Estávamos ali há mais de trinta minutos, e o quanto antes fosse liberada, melhor.
- Você ganhará alta amanhã. - Disparou ele, atento a minha raiva.
Encarei-o, surpresa.
- O quê? - havia escutado, claro, sem falhas. Eu andava escutando tudo ao meu redor.
- Sei que não gosta de receber visitas. E você deixa isso claro.
E por que ainda insiste?, pensei, ainda mais irritada sabendo que aquele psicólogo idiota que fazia visitas regulares ao meu leito esteve o tempo todo ignorando minhas tentativas de chamar-lhe a atenção.
- Não foi isso o que eu disse - resmunguei.
- Claro, não foi - ponderou, recostando-se na poltrona de couro. - Você receberá alta, Kristine. Sairá amanhã.
Pressionei os lábios, ciente de que estivera mentindo durante os últimos tempos.
Foi assim: lá estava eu, uma adolescente que acabara de completar 18 anos. Num momento, me vi no meio de um incêndio, observando, horrorizada, meu pai e minha irmã virarem cinzas. Noutro, um ser estranho me atacou. Apaguei e retomei a consciência já no hospital - confusa, sem ferimentos, sem dores, com uma quantidade de morfina desnecessária no sangue e, principalmente, com fome.
O mesmo homem que me tirou do incêndio voltou a me ver. Nós nos falamos pelos primeiros dias que estive no hospital. Quis saber o porquê de ele ter aparecido, mas conforme conversávamos ao longo de duas semanas, decidi me entreter com alguém que não parecia me ver com pena.
Até porque ele não me via.
- Kristine?
- Olhe, estou bem. - Assenti. - Sério. Talvez irritada, mas você já sabe.
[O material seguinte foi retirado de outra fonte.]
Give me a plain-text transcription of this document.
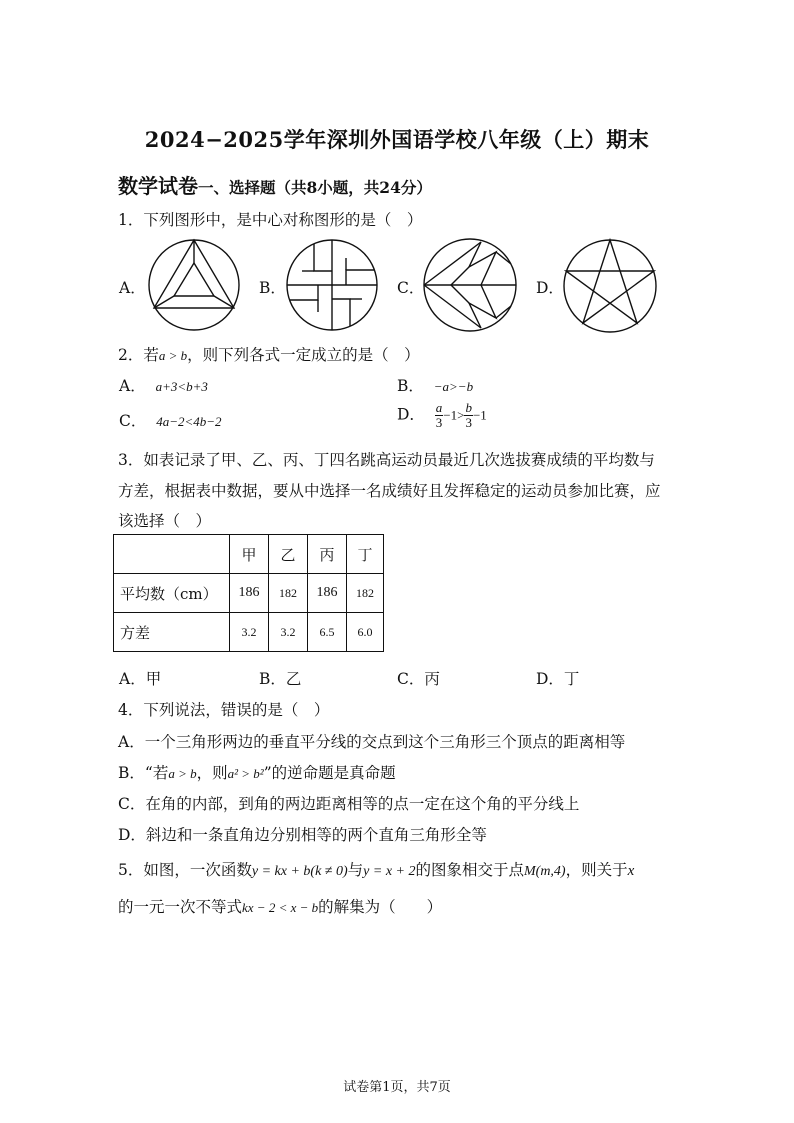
2024−2025学年深圳外国语学校八年级（上）期末
数学试卷一、选择题（共8小题，共24分）
1．下列图形中，是中心对称图形的是（　）
A．	B．	C．	D．
2．若a > b，则下列各式一定成立的是（　）
A． a+3<b+3	B． −a>−b
C． 4a−2<4b−2	D． $\frac{a}{3} -1> \frac{b}{3} -1$
3．如表记录了甲、乙、丙、丁四名跳高运动员最近几次选拔赛成绩的平均数与
方差，根据表中数据，要从中选择一名成绩好且发挥稳定的运动员参加比赛，应
该选择（　）
	甲	乙	丙	丁
平均数（cm）	186	182	186	182
方差	3.2	3.2	6.5	6.0
A．甲	B．乙	C．丙	D．丁
4．下列说法，错误的是（　）
A．一个三角形两边的垂直平分线的交点到这个三角形三个顶点的距离相等
B．“若a > b，则a² > b²”的逆命题是真命题
C．在角的内部，到角的两边距离相等的点一定在这个角的平分线上
D．斜边和一条直角边分别相等的两个直角三角形全等
5．如图，一次函数y = kx + b(k ≠ 0)与y = x + 2的图象相交于点M(m,4)，则关于x
的一元一次不等式kx − 2 < x − b的解集为（　　）
试卷第1页，共7页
Se não se importar, gostaria que saísse.
Aquilo soou grosseiro apesar do esforço para ser educada.
Forcei um sorriso amigável enquanto o observava cruzar a porta.
Apoiei-me sobre as mãos contra o colchão hospitalar e voltei a me deitar. Ele era estranho. Não o psicólogo, o cara. Quer dizer, eu sequer o vi! Claro que trocamos um contato visual rápido. Disse algumas coisas sem sentido, e adiantou: ele andava bisbilhotando meus exames. Que genial. Em um deles, revelou-me que os médicos constataram que tive uma hemorragia interna e perda de memória - amnésia retrógrada. Não entendi a ligação de ambas as coisas.
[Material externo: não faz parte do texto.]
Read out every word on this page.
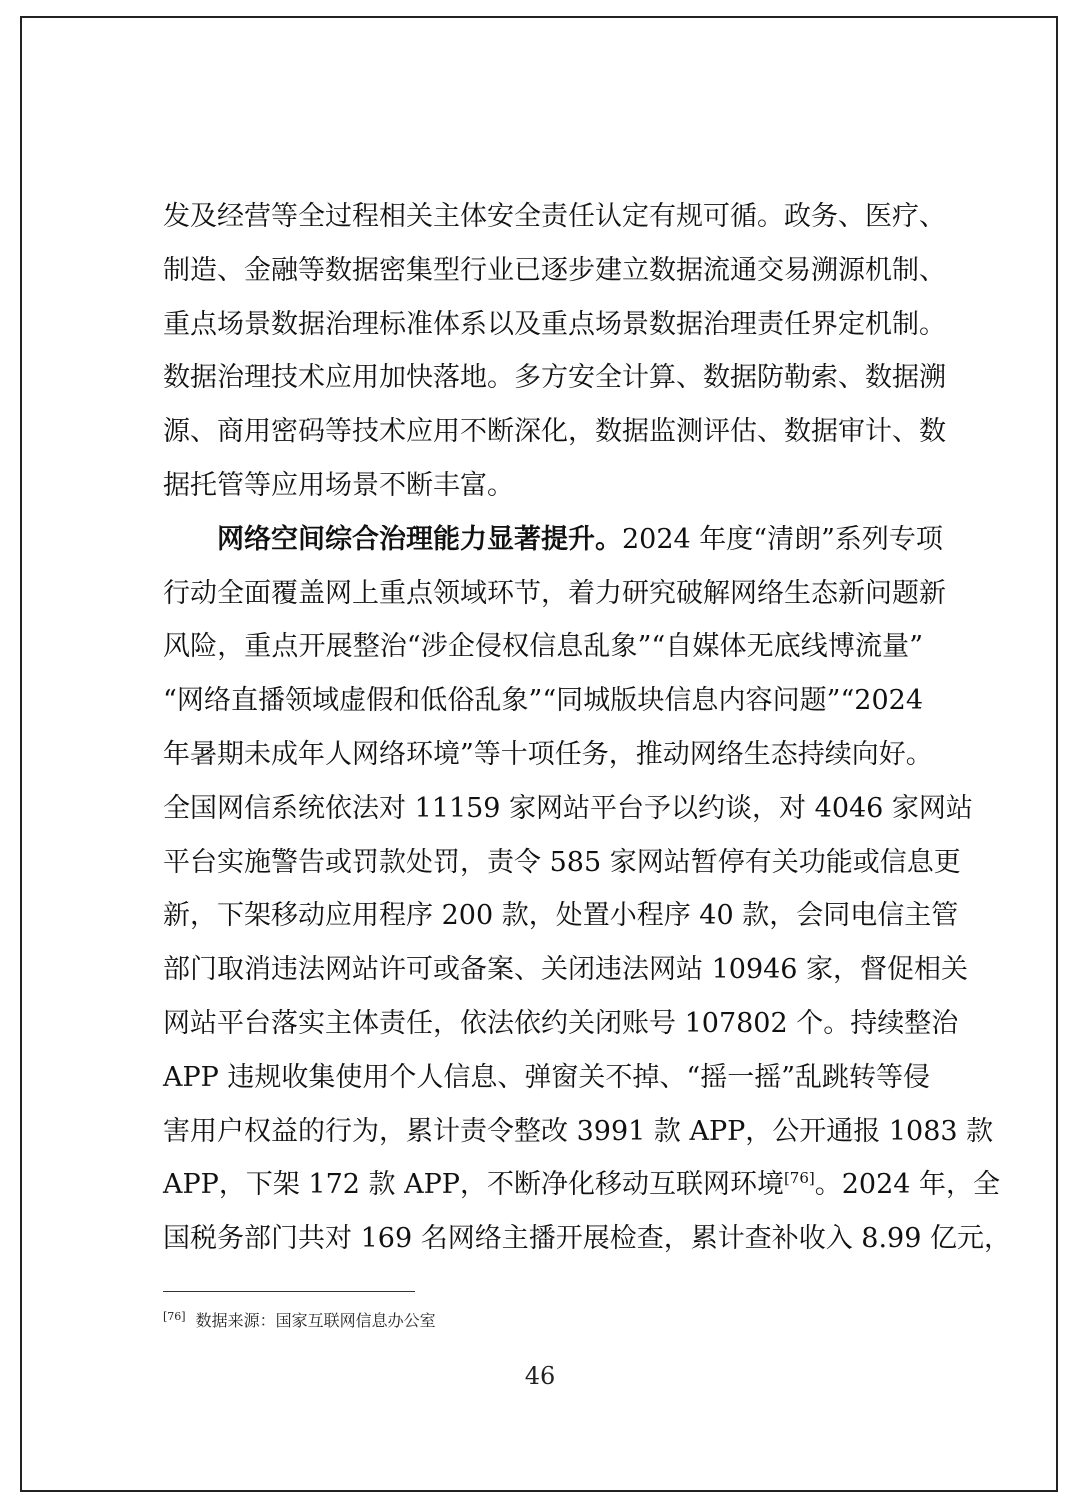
发及经营等全过程相关主体安全责任认定有规可循。政务、医疗、
制造、金融等数据密集型行业已逐步建立数据流通交易溯源机制、
重点场景数据治理标准体系以及重点场景数据治理责任界定机制。
数据治理技术应用加快落地。多方安全计算、数据防勒索、数据溯
源、商用密码等技术应用不断深化，数据监测评估、数据审计、数
据托管等应用场景不断丰富。
网络空间综合治理能力显著提升。2024 年度“清朗”系列专项
行动全面覆盖网上重点领域环节，着力研究破解网络生态新问题新
风险，重点开展整治“涉企侵权信息乱象”“自媒体无底线博流量”
“网络直播领域虚假和低俗乱象”“同城版块信息内容问题”“2024
年暑期未成年人网络环境”等十项任务，推动网络生态持续向好。
全国网信系统依法对 11159 家网站平台予以约谈，对 4046 家网站
平台实施警告或罚款处罚，责令 585 家网站暂停有关功能或信息更
新，下架移动应用程序 200 款，处置小程序 40 款，会同电信主管
部门取消违法网站许可或备案、关闭违法网站 10946 家，督促相关
网站平台落实主体责任，依法依约关闭账号 107802 个。持续整治
APP 违规收集使用个人信息、弹窗关不掉、“摇一摇”乱跳转等侵
害用户权益的行为，累计责令整改 3991 款 APP，公开通报 1083 款
APP，下架 172 款 APP，不断净化移动互联网环境[76]。2024 年，全
国税务部门共对 169 名网络主播开展检查，累计查补收入 8.99 亿元，
[76] 数据来源：国家互联网信息办公室
46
Ele revirou os olhos, o que me deixou mais confusa.
- Não é para entender. Ambas as coisas não têm ligação.
Espantei-me com aquilo, e ele voltou a me surpreender:
- Você não é a única que não lê meus pensamentos - encostou-se no batente da porta e ajeitou o jeans preto no quadril.
Ele lia meus pensamentos. Ótimo.
Passei duas semanas conversando depois da meia-noite com um estranho que lia a todo momento meus pensamentos e eu não exercia o mesmo direito.